The 2019 killing of Elijah McClain, a 23-year-old Black man who was stopped while walking home from a convenience store, involved three Aurora police officers and two paramedics. In October, a jury convicted former officer Randy Roedema and acquitted former officer Jason Rosenblatt. In a trial separate from Roedema and Rosenblatt, Nathan Woodyard, 34, was acquitted earlier this month.
“[Woodyard] has elected to reintegrate with the APD and is currently on Restricted Duty (not in uniform, no public contact, and no enforcement actions) pending [the] next steps in the reintegration process,” a city spokesperson, Ryan Luby, told The Guardian. The decision aligns with a local law that states that officers must be suspended without pay if facing felony charges and then reinstated if acquitted.
Woodyard used a now-banned chokehold technique, a carotid hold, on McClain, which cut off the flow of blood to his brain, while the other officers held McClain down. McClain had repeatedly said “I can’t breathe” throughout the encounter.
“I’m so sorry. I have no gun. I don’t do that stuff. I don’t do any fighting … I don’t even kill flies! I don’t eat meat … I respect all life … Forgive me!

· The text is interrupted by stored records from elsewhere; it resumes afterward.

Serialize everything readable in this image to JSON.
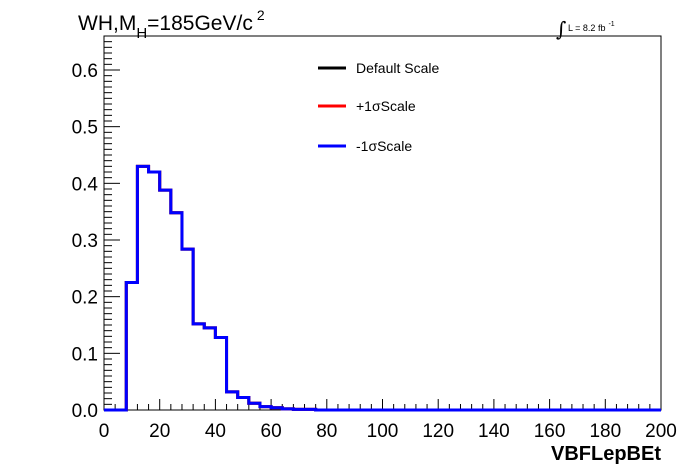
{
  "chart_data": {
    "type": "line",
    "title": {
      "main": "WH,M",
      "subscript": "H",
      "rest": "=185GeV/c",
      "superscript": "2"
    },
    "lumi_label": {
      "integral": "∫",
      "text": "L = 8.2 fb",
      "superscript": "-1"
    },
    "xlabel": "VBFLepBEt",
    "ylabel": "",
    "xlim": [
      0,
      200
    ],
    "ylim": [
      0,
      0.66
    ],
    "x_ticks": [
      0,
      20,
      40,
      60,
      80,
      100,
      120,
      140,
      160,
      180,
      200
    ],
    "y_ticks": [
      0.0,
      0.1,
      0.2,
      0.3,
      0.4,
      0.5,
      0.6
    ],
    "y_tick_labels": [
      "0.0",
      "0.1",
      "0.2",
      "0.3",
      "0.4",
      "0.5",
      "0.6"
    ],
    "bin_edges": [
      0,
      4,
      8,
      12,
      16,
      20,
      24,
      28,
      32,
      36,
      40,
      44,
      48,
      52,
      56,
      60,
      64,
      68,
      72,
      76,
      80,
      84,
      88,
      92,
      96,
      100,
      104,
      108,
      112,
      116,
      120,
      124,
      128,
      132,
      136,
      140,
      144,
      148,
      152,
      156,
      160,
      164,
      168,
      172,
      176,
      180,
      184,
      188,
      192,
      196,
      200
    ],
    "legend_position": "top-center",
    "series": [
      {
        "name": "Default Scale",
        "color": "#000000",
        "values": [
          0,
          0,
          0.225,
          0.43,
          0.42,
          0.388,
          0.348,
          0.284,
          0.152,
          0.145,
          0.128,
          0.032,
          0.022,
          0.012,
          0.006,
          0.004,
          0.002,
          0.001,
          0.001,
          0,
          0,
          0,
          0,
          0,
          0,
          0,
          0,
          0,
          0,
          0,
          0,
          0,
          0,
          0,
          0,
          0,
          0,
          0,
          0,
          0,
          0,
          0,
          0,
          0,
          0,
          0,
          0,
          0,
          0,
          0
        ]
      },
      {
        "name": "+1σScale",
        "color": "#ff0000",
        "values": [
          0,
          0,
          0.225,
          0.43,
          0.42,
          0.388,
          0.348,
          0.284,
          0.152,
          0.145,
          0.128,
          0.032,
          0.022,
          0.012,
          0.006,
          0.004,
          0.002,
          0.001,
          0.001,
          0,
          0,
          0,
          0,
          0,
          0,
          0,
          0,
          0,
          0,
          0,
          0,
          0,
          0,
          0,
          0,
          0,
          0,
          0,
          0,
          0,
          0,
          0,
          0,
          0,
          0,
          0,
          0,
          0,
          0,
          0
        ]
      },
      {
        "name": "-1σScale",
        "color": "#0000ff",
        "values": [
          0,
          0,
          0.225,
          0.43,
          0.42,
          0.388,
          0.348,
          0.284,
          0.152,
          0.145,
          0.128,
          0.032,
          0.022,
          0.012,
          0.006,
          0.004,
          0.002,
          0.001,
          0.001,
          0,
          0,
          0,
          0,
          0,
          0,
          0,
          0,
          0,
          0,
          0,
          0,
          0,
          0,
          0,
          0,
          0,
          0,
          0,
          0,
          0,
          0,
          0,
          0,
          0,
          0,
          0,
          0,
          0,
          0,
          0,
          0
        ]
      }
    ]
  }
}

All I was trying to do was become better,” McClain said during the struggle, according to The Associated Press.
Despite McClain’s final words, Woodyard claimed during the trial that he feared for his life and that he wouldn’t live to see his wife at home.
“I heard Mr. McClain say he was going to take his power back. I was expecting to get shot and I would never see my wife again,” Woodyard testified, according to CBS News.

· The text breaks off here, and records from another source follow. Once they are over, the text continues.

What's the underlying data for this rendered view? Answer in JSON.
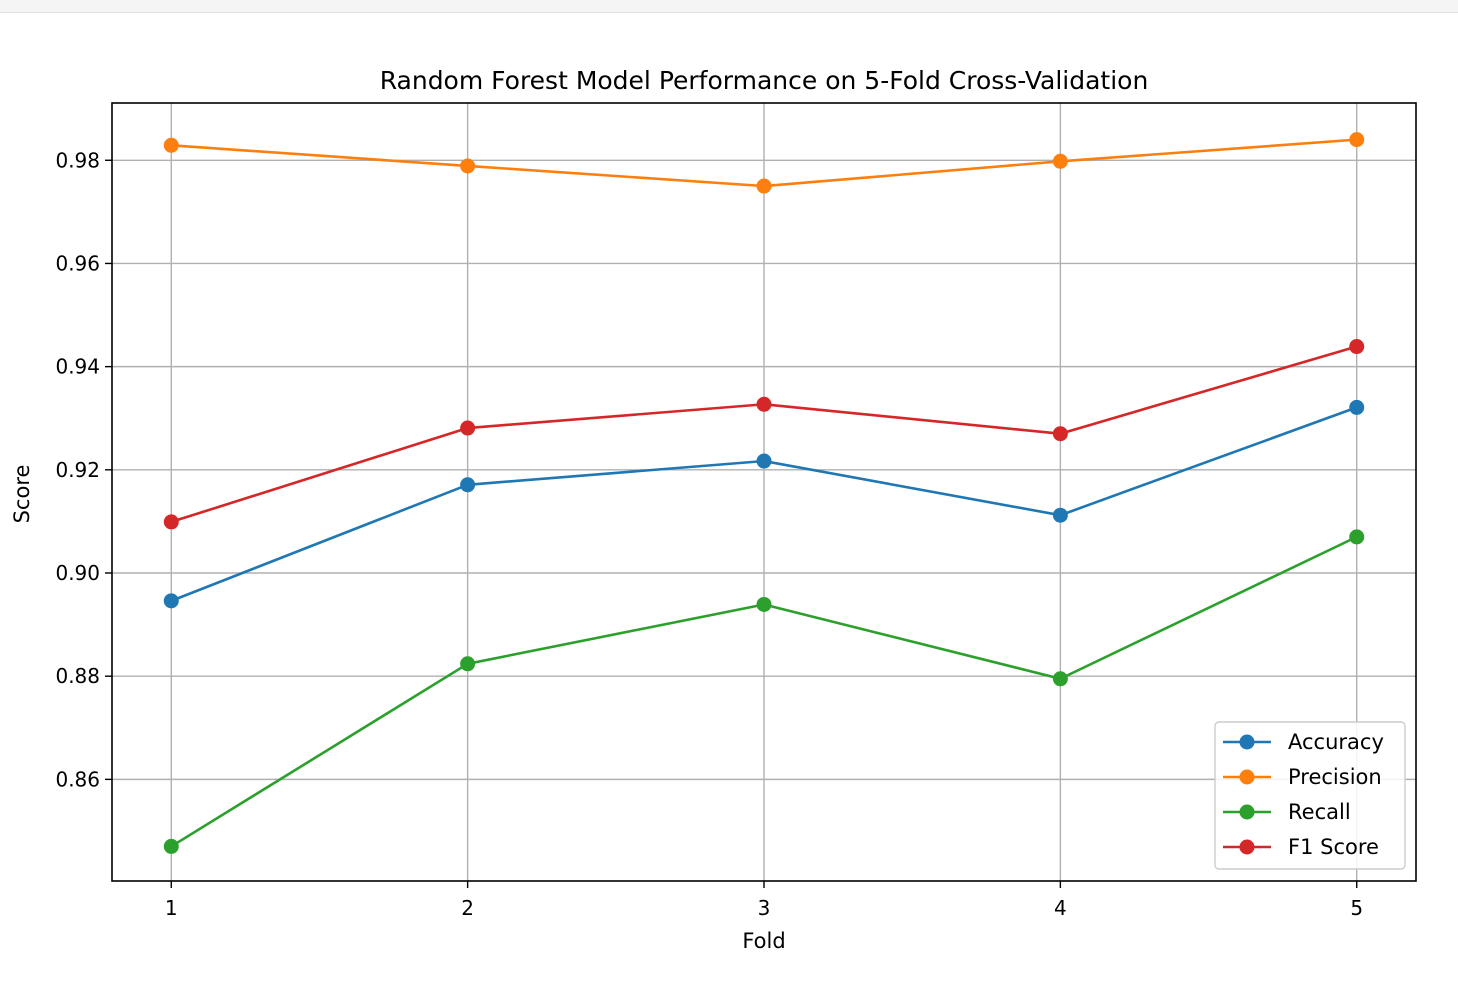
{
  "chart_data": {
    "type": "line",
    "title": "Random Forest Model Performance on 5-Fold Cross-Validation",
    "xlabel": "Fold",
    "ylabel": "Score",
    "x": [
      1,
      2,
      3,
      4,
      5
    ],
    "x_ticks": [
      "1",
      "2",
      "3",
      "4",
      "5"
    ],
    "xlim": [
      0.8,
      5.2
    ],
    "ylim": [
      0.8403,
      0.9911
    ],
    "y_ticks": [
      "0.86",
      "0.88",
      "0.90",
      "0.92",
      "0.94",
      "0.96",
      "0.98"
    ],
    "y_tick_values": [
      0.86,
      0.88,
      0.9,
      0.92,
      0.94,
      0.96,
      0.98
    ],
    "grid": true,
    "legend_position": "bottom-right",
    "marker": "circle",
    "series": [
      {
        "name": "Accuracy",
        "color": "#1f77b4",
        "values": [
          0.8946,
          0.9171,
          0.9217,
          0.9112,
          0.9321
        ]
      },
      {
        "name": "Precision",
        "color": "#ff7f0e",
        "values": [
          0.9829,
          0.9789,
          0.975,
          0.9798,
          0.984
        ]
      },
      {
        "name": "Recall",
        "color": "#2ca02c",
        "values": [
          0.847,
          0.8824,
          0.8939,
          0.8795,
          0.907
        ]
      },
      {
        "name": "F1 Score",
        "color": "#d62728",
        "values": [
          0.9099,
          0.9281,
          0.9327,
          0.927,
          0.9439
        ]
      }
    ]
  }
}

McClain went in and out of consciousness and had vomited during the arrest. When paramedics arrived, McClain was handcuffed, but they injected him ketamine, a controversial sedative, in a dose that was too much for his 5-foot-6, 140-pound size.
The 23-year-old violinist and massage therapist went into cardiac arrest on the way to the hospital. He was later pronounced brain dead and taken off life support in the days following.
“The Aurora medics had no right to inject Elijah with ketamine at all,” an attorney for McClain’s family, Mari Newman, said, according to NBC News. “He was handcuffed, crushed against the ground by officers much larger then he was, and he was not fighting. He was begging for his life, vomiting and trying to breathe. And they certainly had no right to involuntarily inject him with a dose intended for someone over twice his size.”
The killing of McClain became part of a rising chorus against a spate of police killings and brutality against Black men and women. Protests that built up into a deluge of 2020 protests seeking a racial reckoningdemanded police reform and accountability across the country. Bans on chokeholds were among the responses.
The paramedics, Jeremy Cooper and Peter Cichuniec, begin their trial this week.